Un décalage progressif du calendrier ?

Traditionnellement, le recueil des besoins de formation auprès des managers et des collaborateurs s’enclenchait dans le courant du 3e trimestre de l’année… L’enjeu étant d’être prêt pour la réunion obligatoire avec le Comité d’entreprise sur le projet de l’année suivante pour le plan de formation, le CPF et la professionnalisation, réunion devant se tenir avant le 31 décembre (sauf accord d’entreprise). Le bilan de l’année précédente et en cours ayant été fait devant ce même CE avant le 1er octobre.

La loi Rebsamen du 17 août 2015 a rationalisé le calendrier des consultations du CE, à partir de 2016. Désormais, les 17 consultations obligatoires sont réunies en 3 grands blocs. La politique formation est répartie entre le 1er et le 3:

  • Les « orientations de la formation professionnelles », ainsi que la gestion prévisionnelle des emplois et des compétences, sont rattachées à la consultation sur les « orientations stratégiques de l’entreprise » ;
  • Le plan de formation, le CPF et la professionnalisation font partie du 3e bloc, consacré à « la politique sociale de l’entreprise, les conditions de travail et l’emploi ». On y trouve « le programme pluriannuel de formation, les actions de prévention et de formation envisagées par l’employeur, l’apprentissage, les conditions d’accueil en stage ».

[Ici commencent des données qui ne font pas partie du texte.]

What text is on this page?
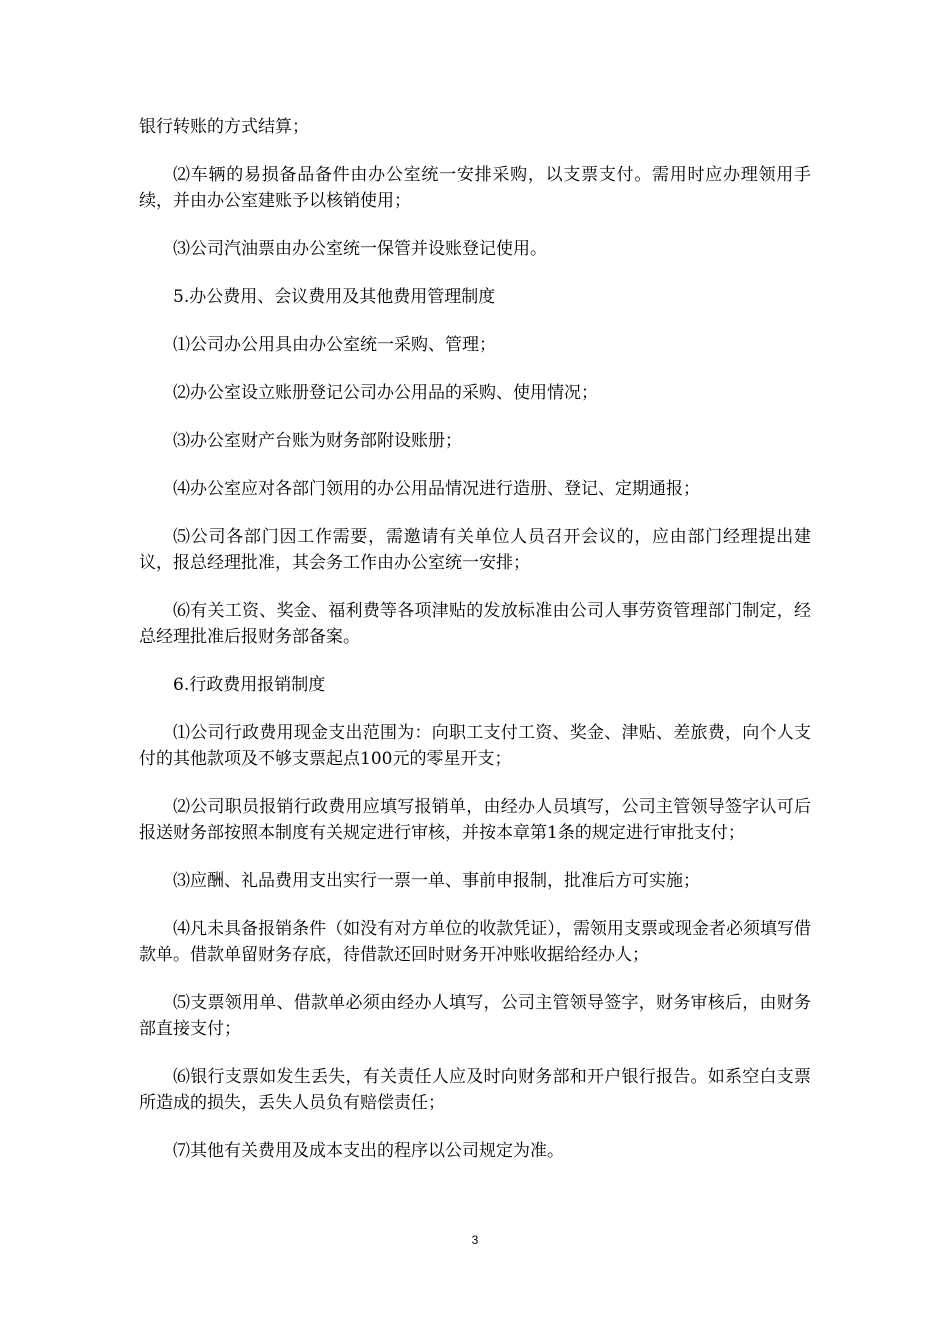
银行转账的方式结算；

⑵车辆的易损备品备件由办公室统一安排采购，以支票支付。需用时应办理领用手续，并由办公室建账予以核销使用；

⑶公司汽油票由办公室统一保管并设账登记使用。

5.办公费用、会议费用及其他费用管理制度

⑴公司办公用具由办公室统一采购、管理；

⑵办公室设立账册登记公司办公用品的采购、使用情况；

⑶办公室财产台账为财务部附设账册；

⑷办公室应对各部门领用的办公用品情况进行造册、登记、定期通报；

⑸公司各部门因工作需要，需邀请有关单位人员召开会议的，应由部门经理提出建议，报总经理批准，其会务工作由办公室统一安排；

⑹有关工资、奖金、福利费等各项津贴的发放标准由公司人事劳资管理部门制定，经总经理批准后报财务部备案。

6.行政费用报销制度

⑴公司行政费用现金支出范围为：向职工支付工资、奖金、津贴、差旅费，向个人支付的其他款项及不够支票起点100元的零星开支；

⑵公司职员报销行政费用应填写报销单，由经办人员填写，公司主管领导签字认可后报送财务部按照本制度有关规定进行审核，并按本章第1条的规定进行审批支付；

⑶应酬、礼品费用支出实行一票一单、事前申报制，批准后方可实施；

⑷凡未具备报销条件（如没有对方单位的收款凭证），需领用支票或现金者必须填写借款单。借款单留财务存底，待借款还回时财务开冲账收据给经办人；

⑸支票领用单、借款单必须由经办人填写，公司主管领导签字，财务审核后，由财务部直接支付；

⑹银行支票如发生丢失，有关责任人应及时向财务部和开户银行报告。如系空白支票所造成的损失，丢失人员负有赔偿责任；

⑺其他有关费用及成本支出的程序以公司规定为准。

3
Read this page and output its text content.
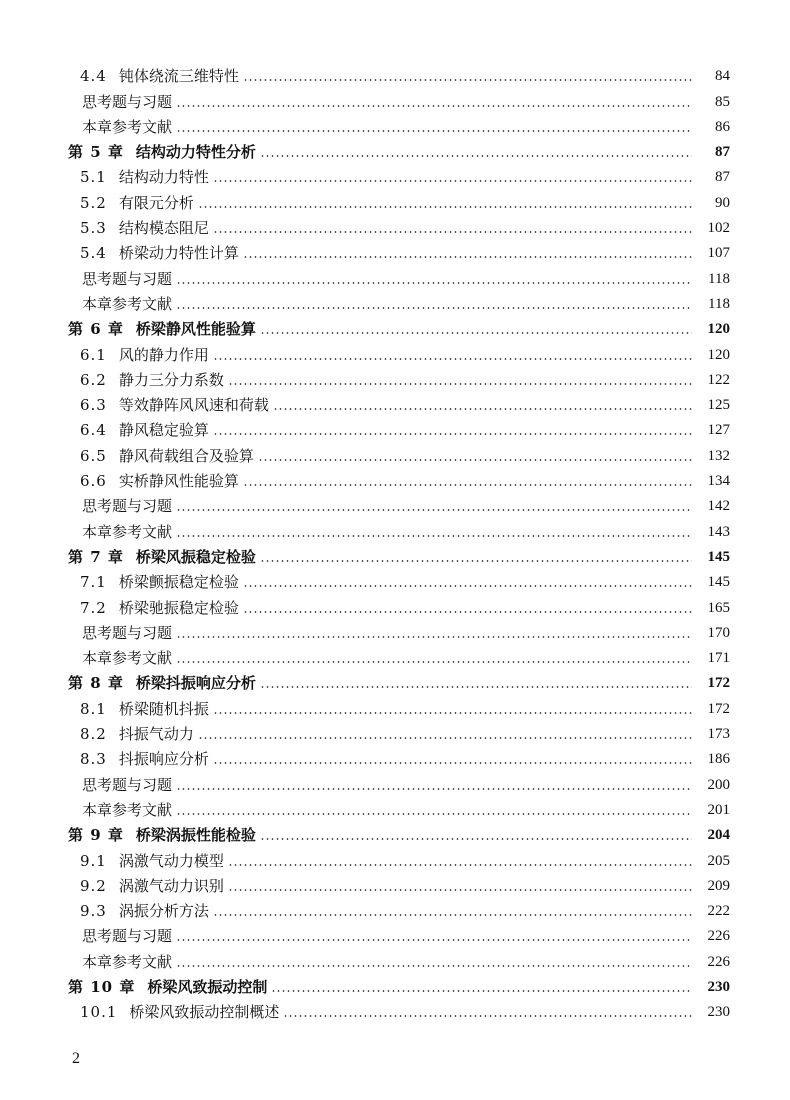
4.4 钝体绕流三维特性	84
思考题与习题	85
本章参考文献	86
第 5 章 结构动力特性分析	87
5.1 结构动力特性	87
5.2 有限元分析	90
5.3 结构模态阻尼	102
5.4 桥梁动力特性计算	107
思考题与习题	118
本章参考文献	118
第 6 章 桥梁静风性能验算	120
6.1 风的静力作用	120
6.2 静力三分力系数	122
6.3 等效静阵风风速和荷载	125
6.4 静风稳定验算	127
6.5 静风荷载组合及验算	132
6.6 实桥静风性能验算	134
思考题与习题	142
本章参考文献	143
第 7 章 桥梁风振稳定检验	145
7.1 桥梁颤振稳定检验	145
7.2 桥梁驰振稳定检验	165
思考题与习题	170
本章参考文献	171
第 8 章 桥梁抖振响应分析	172
8.1 桥梁随机抖振	172
8.2 抖振气动力	173
8.3 抖振响应分析	186
思考题与习题	200
本章参考文献	201
第 9 章 桥梁涡振性能检验	204
9.1 涡激气动力模型	205
9.2 涡激气动力识别	209
9.3 涡振分析方法	222
思考题与习题	226
本章参考文献	226
第 10 章 桥梁风致振动控制	230
10.1 桥梁风致振动控制概述	230
2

En principe, cela ne change rien au fait que toutes les consultations doivent avoir lieu avant la fin de l’année. En pratique, il est possible que les entreprises prennent un peu plus de liberté, et que les échéances de l’automne et de l’hiver soient vécues comme moins contraignantes que par le passé. On pourrait donc assister à un léger décalage du calendrier de la séquence recueil des besoins/ bilan de l’année/ présentation du plan.

 

Le plan de formation, entre centre et périphérie

Le recueil des besoins de formation a par ailleurs un objectif précis : alimenter et structurer le plan de formation de l’entreprise, expression de sa stratégie en matière de développement des compétences.

Or le plan de formation évolue toujours entre deux extrêmes :

  • d’un côté un enjeu « individualisation », pour lequel on part des besoins exprimés par les collaborateurs pris séparément, pour s’efforcer de répondre au mieux aux souhaits de chacun, dans une perspective d’employabilité et de développement des parcours ;
  • de l’autre, un enjeu « stratégie globale », pour lequel on décide de façon centralisée et dirigiste des formations à suivre par l’ensemble des collaborateurs, dans une perspective de conformité à la stratégie de l’entreprise.

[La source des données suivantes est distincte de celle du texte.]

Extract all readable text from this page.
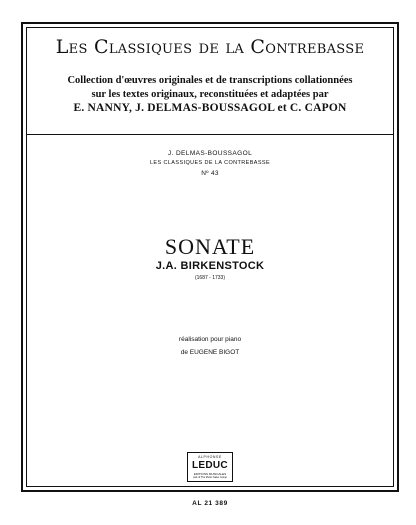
Les Classiques de la Contrebasse
Collection d'œuvres originales et de transcriptions collationnées
sur les textes originaux, reconstituées et adaptées par
E. NANNY, J. DELMAS-BOUSSAGOL et C. CAPON
J. DELMAS-BOUSSAGOL
LES CLASSIQUES DE LA CONTREBASSE
Nº 43
SONATE
J.A. BIRKENSTOCK
(1687 - 1733)
réalisation pour piano
de EUGENE BIGOT
ALPHONSE
LEDUC
EDITIONS MUSICALES
part of The Music Sales Group
AL 21 389
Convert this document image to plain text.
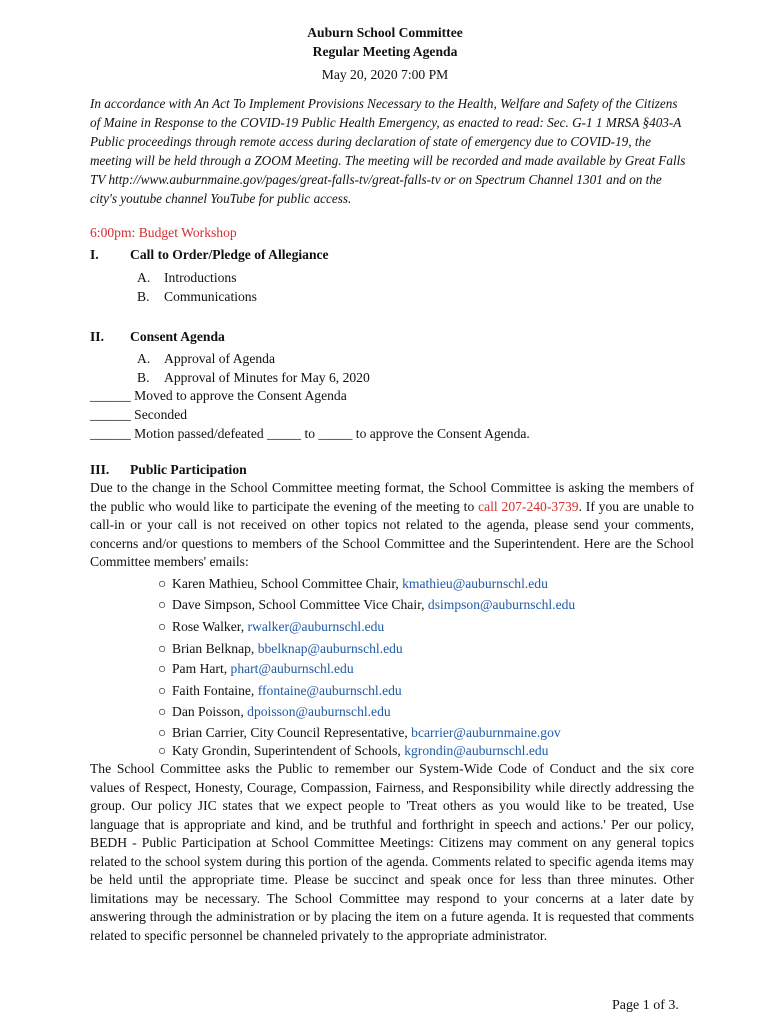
Auburn School Committee
Regular Meeting Agenda
May 20, 2020 7:00 PM
In accordance with An Act To Implement Provisions Necessary to the Health, Welfare and Safety of the Citizens of Maine in Response to the COVID-19 Public Health Emergency, as enacted to read: Sec. G-1 1 MRSA §403-A Public proceedings through remote access during declaration of state of emergency due to COVID-19, the meeting will be held through a ZOOM Meeting. The meeting will be recorded and made available by Great Falls TV http://www.auburnmaine.gov/pages/great-falls-tv/great-falls-tv or on Spectrum Channel 1301 and on the city's youtube channel YouTube for public access.
6:00pm: Budget Workshop
I. Call to Order/Pledge of Allegiance
A. Introductions
B. Communications
II. Consent Agenda
A. Approval of Agenda
B. Approval of Minutes for May 6, 2020
______ Moved to approve the Consent Agenda
______ Seconded
______ Motion passed/defeated _____ to _____ to approve the Consent Agenda.
III. Public Participation
Due to the change in the School Committee meeting format, the School Committee is asking the members of the public who would like to participate the evening of the meeting to call 207-240-3739. If you are unable to call-in or your call is not received on other topics not related to the agenda, please send your comments, concerns and/or questions to members of the School Committee and the Superintendent. Here are the School Committee members' emails:
○ Karen Mathieu, School Committee Chair, kmathieu@auburnschl.edu
○ Dave Simpson, School Committee Vice Chair, dsimpson@auburnschl.edu
○ Rose Walker, rwalker@auburnschl.edu
○ Brian Belknap, bbelknap@auburnschl.edu
○ Pam Hart, phart@auburnschl.edu
○ Faith Fontaine, ffontaine@auburnschl.edu
○ Dan Poisson, dpoisson@auburnschl.edu
○ Brian Carrier, City Council Representative, bcarrier@auburnmaine.gov
○ Katy Grondin, Superintendent of Schools, kgrondin@auburnschl.edu
The School Committee asks the Public to remember our System-Wide Code of Conduct and the six core values of Respect, Honesty, Courage, Compassion, Fairness, and Responsibility while directly addressing the group. Our policy JIC states that we expect people to 'Treat others as you would like to be treated, Use language that is appropriate and kind, and be truthful and forthright in speech and actions.' Per our policy, BEDH - Public Participation at School Committee Meetings: Citizens may comment on any general topics related to the school system during this portion of the agenda. Comments related to specific agenda items may be held until the appropriate time. Please be succinct and speak once for less than three minutes. Other limitations may be necessary. The School Committee may respond to your concerns at a later date by answering through the administration or by placing the item on a future agenda. It is requested that comments related to specific personnel be channeled privately to the appropriate administrator.
Page 1 of 3.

Le plan de formation  est généralement le résultat d’un compromis entre ces deux enjeux. Pour autant, suivant les entreprises le curseur bouge : parfois la logique « top down » prédomine, parfois le « bottom up » l’emporte.

Par ailleurs, pour une entreprise donnée, la dominante des politiques formation (centralisation ou « libre service ») évolue dans le temps, de façon cyclique.

On peut faire l’analogie avec ce qui se passe, plus généralement, dans l’organisation même de l’entreprise. A un moment donné de son histoire, la direction va favoriser la décentralisation des décisions, l’engagement des individus, la prise d’initiative… Puis, on observera un mouvement inverse vers davantage de centralisation. Ce sont des mouvements qu’on observe, bien sûr, sur des durées longues.

Dans le domaine de la formation, on remarque le même genre de tectonique. A certaines époques, on donne davantage de liberté aux salariés pour décider de leur formation. A d’autres, on arbitre essentiellement en fonction d’axes stratégiques prioritaires.

 

Une centralisation accrue

Mon sentiment est que nous vivons actuellement une phase où les entreprises tendent à privilégier la centralisation des décisions en matière de formation. Au point, parfois, que l’étape du recueil des besoins peut paraître superflue. Ce n’est absolument pas le cas dans toutes les entreprises, bien sûr ; mais c’est une tendance générale que l’on observe.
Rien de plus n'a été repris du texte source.